Once it is established that the bug tracking system is a system for measuring attributes, the next step is to examine the concepts of accuracy and accuracy that relate to the situation. First, it helps to understand that accuracy and precision are terms borrowed from the world of continuous (or variable) gags. For example, it is desirable that the speedometer in a car can carefully read the right speed over a range of speeds (z.B. 25 mph, 40 mph, 55 mph and 70 mph), regardless of the drive. The absence of distortion over a range of values over time can generally be described as accuracy (Bias can be considered wrong on average). The ability of different people to interpret and reconcile the same value of salary multiple times is called accuracy (and accuracy problems may be due to a payment problem, not necessarily to the people who use it). The process of understanding the defect, choosing and assigning the appropriate code for the defect, identifying and recording the error, and perhaps even assigning a degree of severity to that defect are steps that must occur in a bug measurement system. o Better understanding the conduct of the analysis If the test is planned and designed effectively, it can reveal enough information about the causes of the accuracy problems to justify a decision not to use the attribute analysis. In cases where the trial does not provide sufficient information, the analysis of the attribute agreement allows for a more detailed review to inform the introduction of training changes and error correction in the measurement system. Analytically, this technique is a wonderful idea. But in practice, the technique can be difficult to execute judiciously. First, there is always the question of sample size.
For attribute data, relatively large samples are required to be able to calculate percentages with relatively low confidence intervals. If an expert looks at 50 different error scenarios – twice – and the match rate is 96 percent (48 votes vs. 50), the 95 percent confidence interval ranges from 86.29% to 99.51 percent. It is a fairly large margin of error, especially in terms of the challenge of choosing the scenarios, checking them in depth, making sure the value of the master is assigned, and then convincing the examiner to do the job – twice. If the number of scenarios is increased to 100, the 95 per cent confidence interval for a 96 per cent match rate will be reduced to a range of 90.1 to 98.9 per cent (Figure 2). Yes, for example. B Repeatability is the main problem, evaluators are disoriented or undecided by certain criteria. When it comes to reproducibility, evaluators have strong opinions on certain conditions, but these opinions differ. If the problems are highlighted by several assessors, the problems are naturally systemic or procedural.

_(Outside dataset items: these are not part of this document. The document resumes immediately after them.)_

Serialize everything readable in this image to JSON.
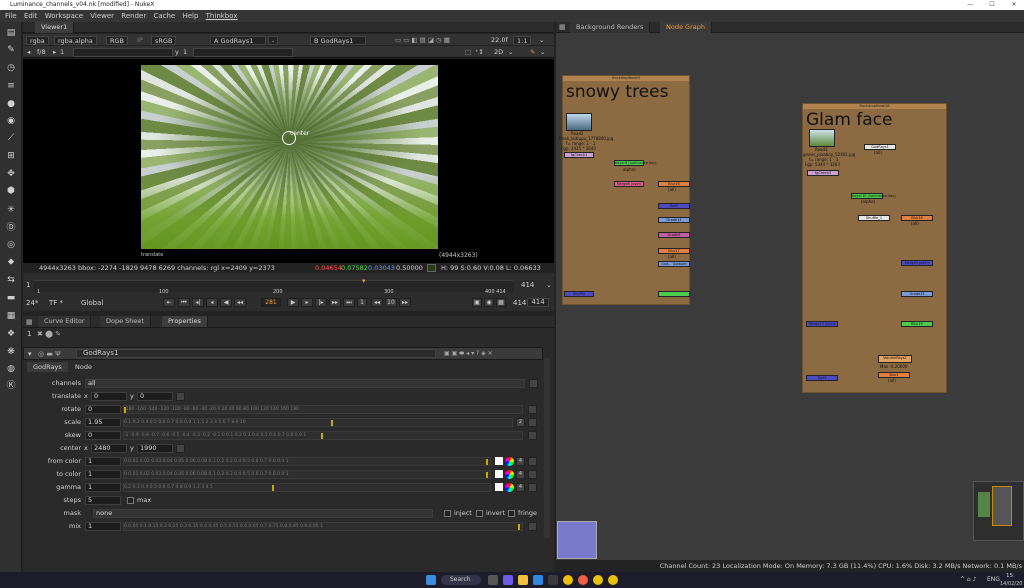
{
  "window": {
    "title": "Luminance_channels_v04.nk [modified] - NukeX"
  },
  "menu": [
    "File",
    "Edit",
    "Workspace",
    "Viewer",
    "Render",
    "Cache",
    "Help",
    "Thinkbox"
  ],
  "viewer": {
    "tab": "Viewer1",
    "channels": "rgba",
    "alpha": "rgba.alpha",
    "colorspace_a": "RGB",
    "ip": "IP",
    "lut": "sRGB",
    "input_a": "A  GodRays1",
    "a_extra": "-",
    "input_b": "B  GodRays1",
    "fstop": "22.0f",
    "zoom": "1:1",
    "gain_label": "f/8",
    "gain_value": "1",
    "y_label": "y",
    "y_value": "1",
    "mode_2d": "2D",
    "overlay_center": "center",
    "overlay_translate": "translate",
    "format_label": "(4944x3263)",
    "info": {
      "res": "4944x3263",
      "bbox": "bbox: -2274 -1829 9478 6269 channels: rgl x=2409 y=2373",
      "r": "0.04654",
      "g": "0.07582",
      "b": "0.03043",
      "a": "0.50000",
      "hsvl": "H: 99 S:0.60 V:0.08  L: 0.06633"
    },
    "timeline": {
      "start": "1",
      "end": "414",
      "current": "281",
      "ticks": [
        "1",
        "100",
        "200",
        "300",
        "400 414"
      ],
      "fps": "24*",
      "tf": "TF *",
      "range": "Global",
      "frame_field": "281",
      "inc": "10",
      "in_out": "1",
      "end_field": "414",
      "end_field2": "414"
    }
  },
  "panels": {
    "tabs": [
      "Curve Editor",
      "Dope Sheet",
      "Properties"
    ]
  },
  "props": {
    "node_name": "GodRays1",
    "tabs": [
      "GodRays",
      "Node"
    ],
    "channels": "all",
    "translate": {
      "label": "translate",
      "x_label": "x",
      "x": "0",
      "y_label": "y",
      "y": "0"
    },
    "rotate": {
      "label": "rotate",
      "value": "0",
      "fraction": 0.0
    },
    "scale": {
      "label": "scale",
      "value": "1.95",
      "fraction": 0.54
    },
    "skew": {
      "label": "skew",
      "value": "0",
      "fraction": 0.5
    },
    "center": {
      "label": "center",
      "x_label": "x",
      "x": "2480",
      "y_label": "y",
      "y": "1990"
    },
    "from_color": {
      "label": "from color",
      "value": "1",
      "fraction": 1.0
    },
    "to_color": {
      "label": "to color",
      "value": "1",
      "fraction": 1.0
    },
    "gamma": {
      "label": "gamma",
      "value": "1",
      "fraction": 0.41
    },
    "steps": {
      "label": "steps",
      "value": "5",
      "max_label": "max"
    },
    "mask": {
      "label": "mask",
      "value": "none",
      "inject": "inject",
      "invert": "invert",
      "fringe": "fringe"
    },
    "mix": {
      "label": "mix",
      "value": "1",
      "fraction": 1.0
    },
    "channels_label": "channels",
    "rotate_ticks": "-180  -160  -140  -120  -100  -80  -60  -40  -20  0  20  40  60  80  100  120  140  160  180",
    "scale_ticks": "0.1     0.2    0.4   0.5  0.6  0.7  0.8  0.9  1     1.5     2     3     4   5  6  7  8  9  10",
    "skew_ticks": "-1   -0.9   -0.8   -0.7   -0.6   -0.5   -0.4   -0.3   -0.2   -0.1   0   0.1   0.2   0.3   0.4   0.5   0.6   0.7   0.8   0.9   1",
    "color_ticks": "0   0.01  0.02  0.03  0.04  0.05  0.06 0.08 0.1     0.2     0.3     0.4     0.5     0.6     0.7     0.8     0.9     1",
    "gamma_ticks": "0.2      0.3      0.4      0.5      0.6  0.7  0.8  0.9  1           2           3           4           5",
    "mix_ticks": "0    0.05   0.1   0.15   0.2   0.25   0.3   0.35   0.4   0.45   0.5   0.55   0.6   0.65   0.7   0.75   0.8   0.85   0.9   0.95   1",
    "channel_count": "4"
  },
  "nodegraph": {
    "tabs": [
      "Background Renders",
      "Node Graph"
    ],
    "bd1": {
      "header": "BackdropNode4",
      "title": "snowy trees"
    },
    "bd2": {
      "header": "BackdropNode16",
      "title": "Glam face"
    },
    "nodes": {
      "read2": "Read2",
      "read2_file": "freak_kubupu_1778840.jpg",
      "read2_range": "f= range: 1 - 1",
      "read2_fmt": "Fgp: 2425 * 1640",
      "fgcheck2": "fgCheck1",
      "keyer1": "Keyer9 (luminance key)",
      "keyer1_b": "alpha)",
      "blur16": "Blur16",
      "blur16_b": "(all)",
      "merge1": "Merge8 (over)",
      "grade14": "Grade14",
      "grade5": "Grade5",
      "blur17": "Blur17",
      "blur17_b": "(all)",
      "god_godown": "God... Godown",
      "dot2": "Dot2",
      "shuffle": "Shuffle",
      "read3": "Read3",
      "read3_file": "grenis_pixabay_52401.jpg",
      "read3_range": "f= range: 1 - 1",
      "read3_fmt": "Fgp: 5344 * 3263",
      "godrays1": "GodRays1",
      "godrays1_b": "(all)",
      "fgcheck3": "fgCheck3",
      "keyer2": "Keyer10 (luminance key)",
      "keyer2_b": "(alpha)",
      "shuffle2": "Shuffle_1",
      "blur18": "Blur18",
      "blur18_b": "(all)",
      "merge2": "Merge9 (over)",
      "grade15": "Grade15",
      "blur19": "Blur19",
      "merge3": "Merge10 (over)",
      "merge4": "Merge11",
      "volume_a": "VolumeRays1",
      "volume_b": "Max: 0.20000",
      "blur_n": "Blur1",
      "blur_n_b": "(all)",
      "dot3": "Dot3"
    }
  },
  "status": "Channel Count: 23  Localization Mode: On  Memory: 7.3 GB (11.4%)  CPU: 1.6%  Disk: 3.2 MB/s  Network: 0.1 MB/s",
  "taskbar": {
    "search": "Search",
    "time": "15:",
    "date": "14/02/20",
    "lang": "ENG"
  }
}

If the problems only concern a few assessors, then the problems might simply require a little personal attention. In both cases, training or work aids could be tailored to either specific individuals or all evaluators, depending on the number of evaluators who were guilty of imprecise attribution of attributes. Repeatability and reproducibility are components of accuracy in an analysis of the attribute measurement system, and it is advisable to first determine if there is a precision problem. This means that before designing an attribute contract analysis and selecting the appropriate scenarios, an analyst should urgently consider monitoring the database to determine if past events have been properly coded. Like any measurement system, the accuracy and accuracy of the database must be understood before the information is used (or at least during use) to make decisions.